Un materasso ingiallito per terra, una pila di libri come portachiavi, un canovaccio inzuppato di puro alcool accanto ai teli cominciati e mai terminati, coperti da una pasta densa di pigmenti, una tavolozza dai colori seccati e dei pennelli sfibrati. Pedro non esordisce con il solito “Non fare caso al caos” che si sente dire da sconosciuti e conoscenti ancora troppo sconosciuti, quando si fa visita a casa loro per la prima volta. Pedro è Pedro, e il suo spazio è il suo diritto, così come il caos che vi regna. E Sofia d’altronde non è una sconosciuta, una conoscente fin troppo sconosciuta – quello sì.

E dopo un “Ti va?” e un “Sì” sospirato, l’aria si fa densa di gemiti strozzati, baci umidi, gambe tremanti e dita intrecciate. La schiena di Sofia si inarca, le labbra di Pedro si muovono simmetricamente lungo la sua spina dorsale, creando mosaici sotto la luce soffusa, le sue dita si aggrappano alla pelle pallida dei fianchi di lei, unendo finalmente i loro bacini. Una mano si sposta, muovendosi abilmente lungo le sue costole laterali, tirandola finalmente su da sotto l’ascella. Lei si lascia andare, appoggiando il capo nell’incavo tra il suo petto e la sua spalla, coperti da soffici peli. Alza gli occhi, lo vuole guardare mentre la prende. Le sue labbra vibrano, il respiro affannoso segue un ritmo tutto suo dilagando dalle narici, perle di sudore scivolano giù dal viso segnato dalla stanchezza e da una barba di tre giorni.

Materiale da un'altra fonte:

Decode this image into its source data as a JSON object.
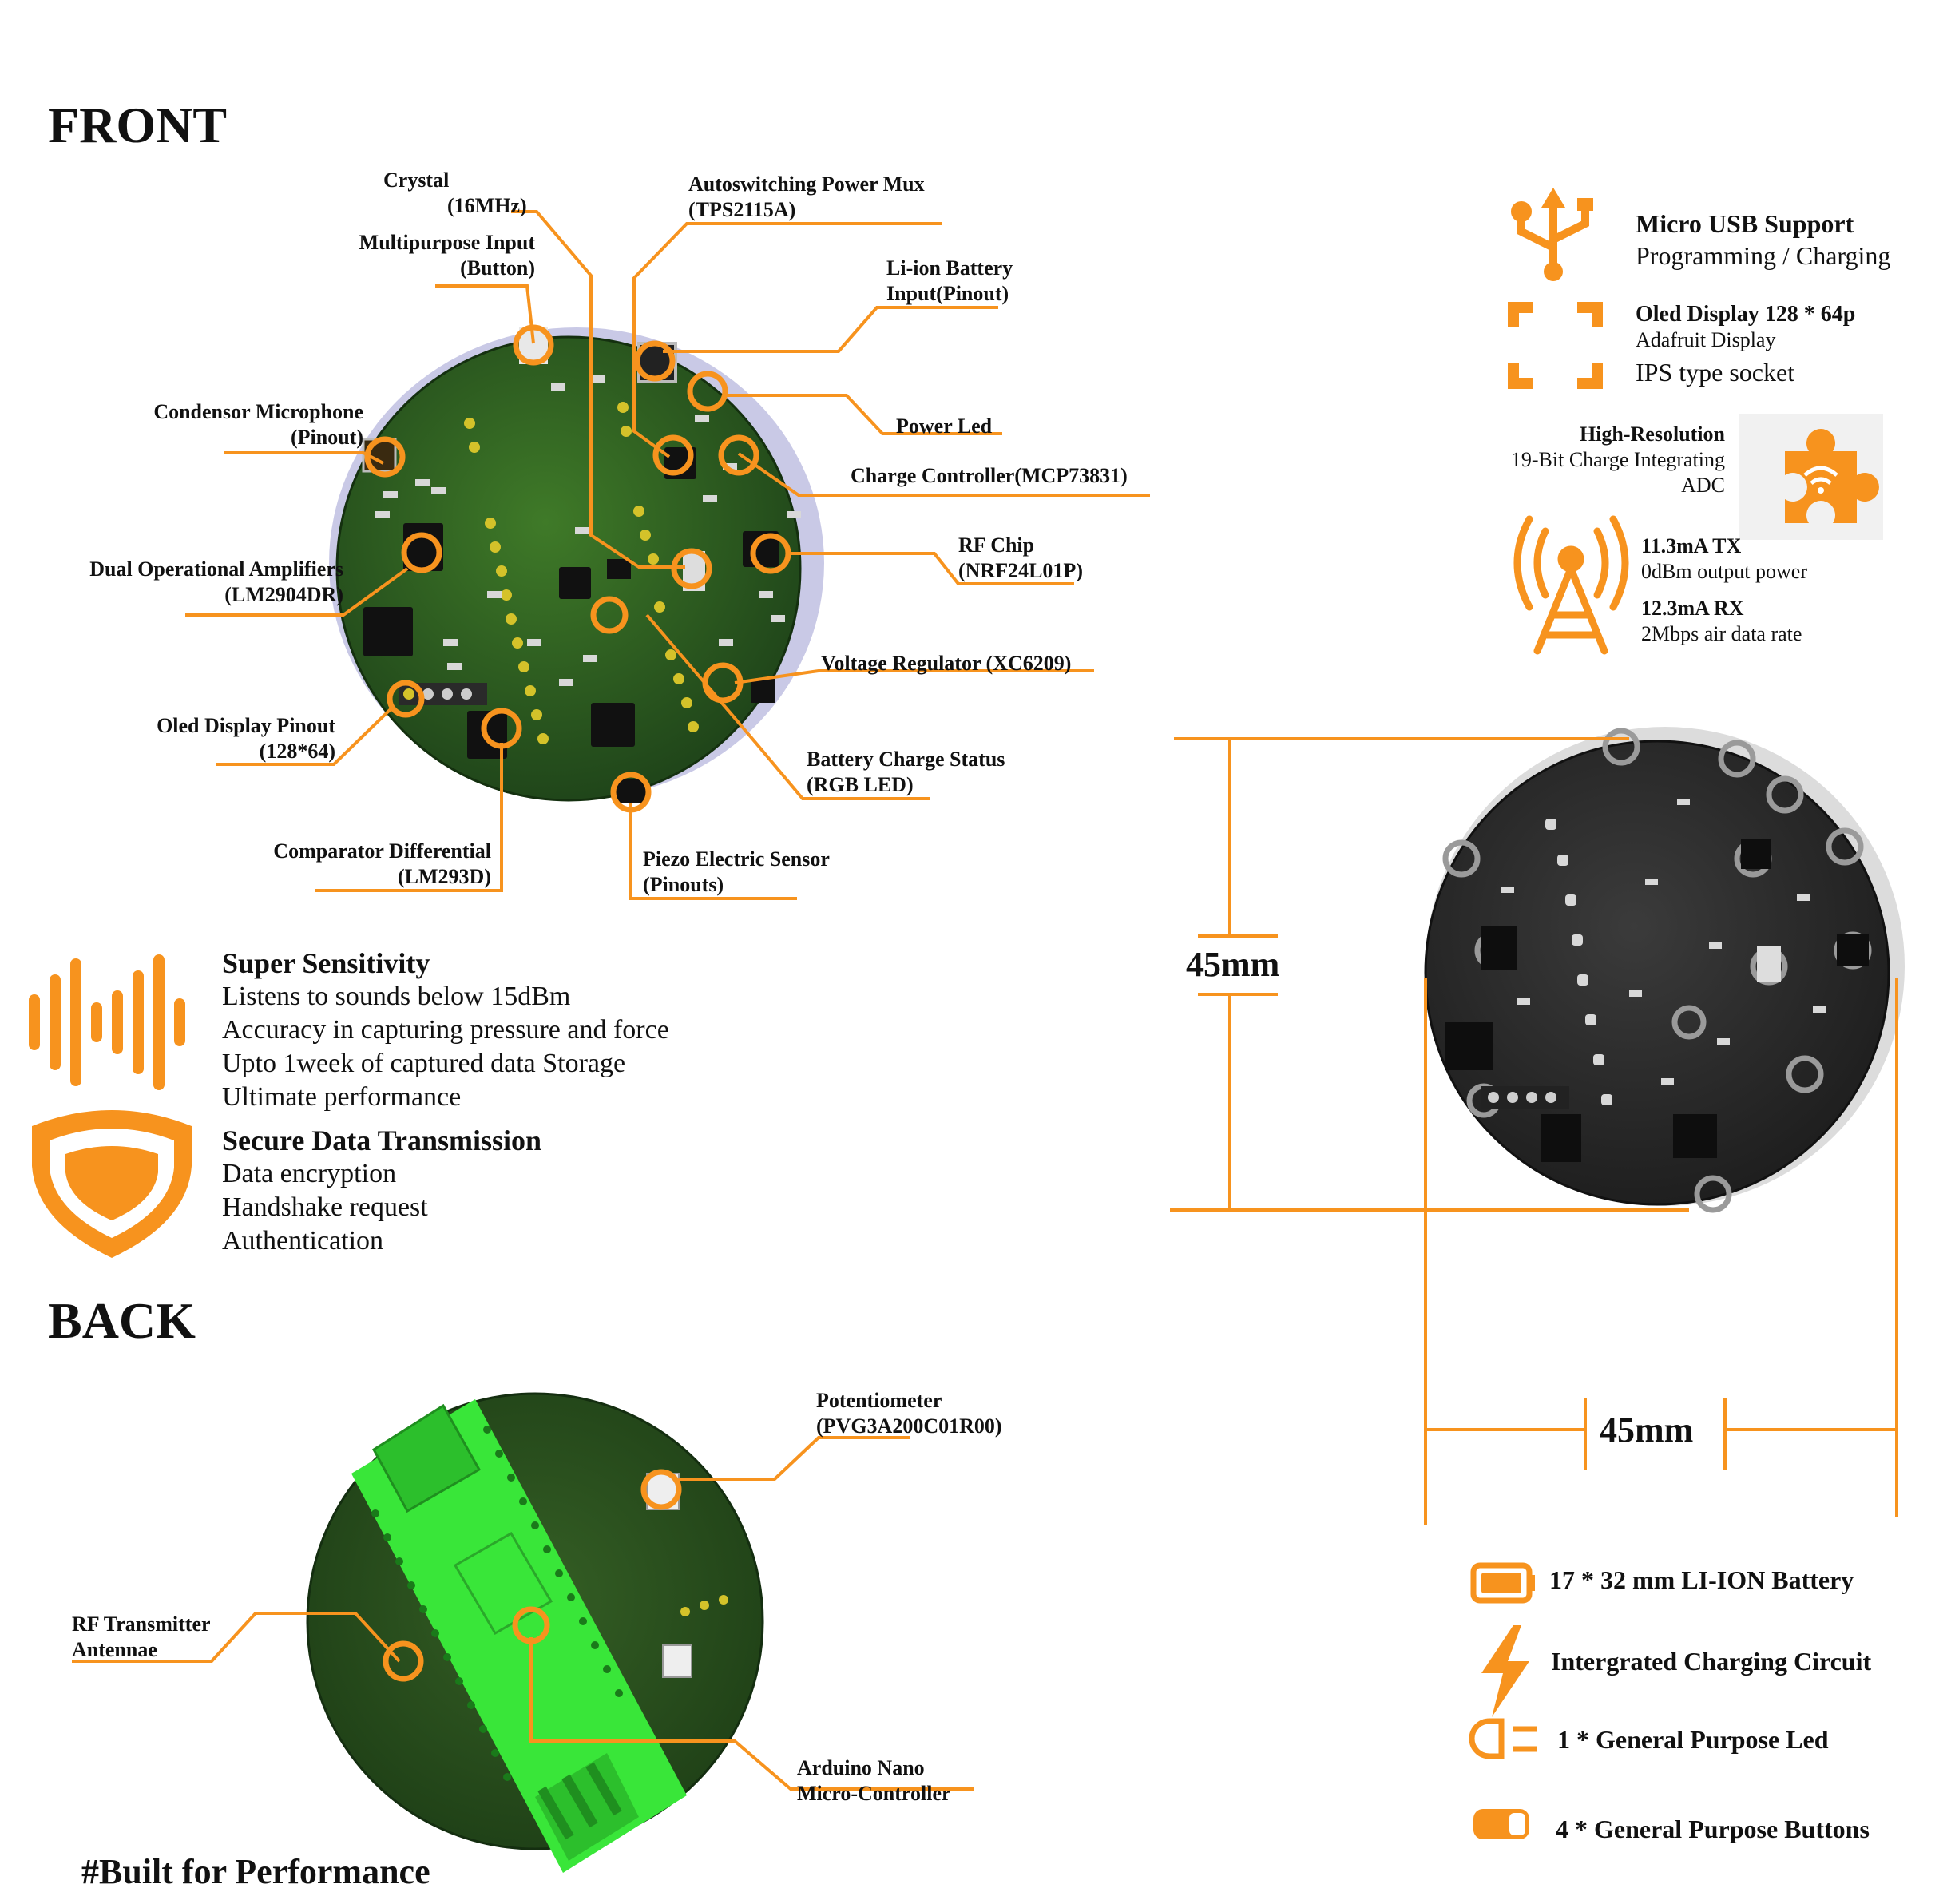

Non ricordava lui essere così magro. Ma forse è passato troppo tempo, e una notte insieme di sicuro non può rimediare. I movimenti di lui si fanno più lenti, più concentrati, e lei sente un groppo in gola. Sarà la posizione, ma non osa muoversi, desidera così ardentemente il contatto fisico, anche se è doloroso. È una necessità, più che un desiderio. Gli occhi si fanno umidi, offuscandole la vista. Stringe le palpebre e sente una lacrima calda scappare dall’angolo dell’occhio, rigandole la guancia. Lui continua, si abbassa, portando il capo a quello di lei, appoggiando il mento sull’attaccatura dei suoi capelli. Le bacia la fronte, non le chiede se le piace, perché sa leggere il suo corpo, sempre così freddo ma che stasera lo accoglie come se fosse davvero casa sua, e soltanto casa sua, nonostante la distanza e il passare del tempo. La mano che prima aggrappava i suoi fianchi ora scivola dal basso ventre verso il monte di Venere, carezzandola come piace di più a lei, seguendo il ritmo dei suoi gemiti, fino a lasciare che lei si abbandoni, sì, fino a che lei si abbandona completamente in quello che pare essere un maremoto che sconvolge tutto il suo corpo.

Pedro si china per raccogliere una scatoletta di metallo che una volta dovrebbe aver contenuto la liquirizia. L’apre e si accende la canna dopo averla appoggiata tra le sue labbra. Si allunga verso il cappotto di Sofia, per terra come un corpo morto, senza forma. Fruga nelle sue tasche, lei lo guarda e lo lascia fare. Lui corruga la sua fronte, i muscoli intorno alla bocca tirati in piccole rughe, mentre osserva la fiamma accendersi sotto la pressione del suo pollice, dando vita alla combustione e al suo, seppur momentaneo, rilassamento. Ormai provocato quasi solo esclusivamente dall’erba.

“Andiamo?”

Fa cenno col capo verso la porta della sua stanza. Un poster dei Joy Division, uno strappo in alto a destra. Le voci dei coinquilini si fanno più alti, le risate più pronunciate e la musica più movimentata.

“Non possiamo essere noi, solo ancora per un attimo?”

Sofia lo guarda, i suoi occhi grandi e la delusione che si distende dal gomitolo di speranza ed illusione nel basso ventre. Una fitta, conoscendo già la risposta di Pedro. Abbassa lo sguardo sulla sua canottiera di seta, stropicciata dalla passione di un momento non durato abbastanza. Lo prende e lentamente si veste. È ironico come si viene aiutati per spogliarsi – ma mai per rivestirsi.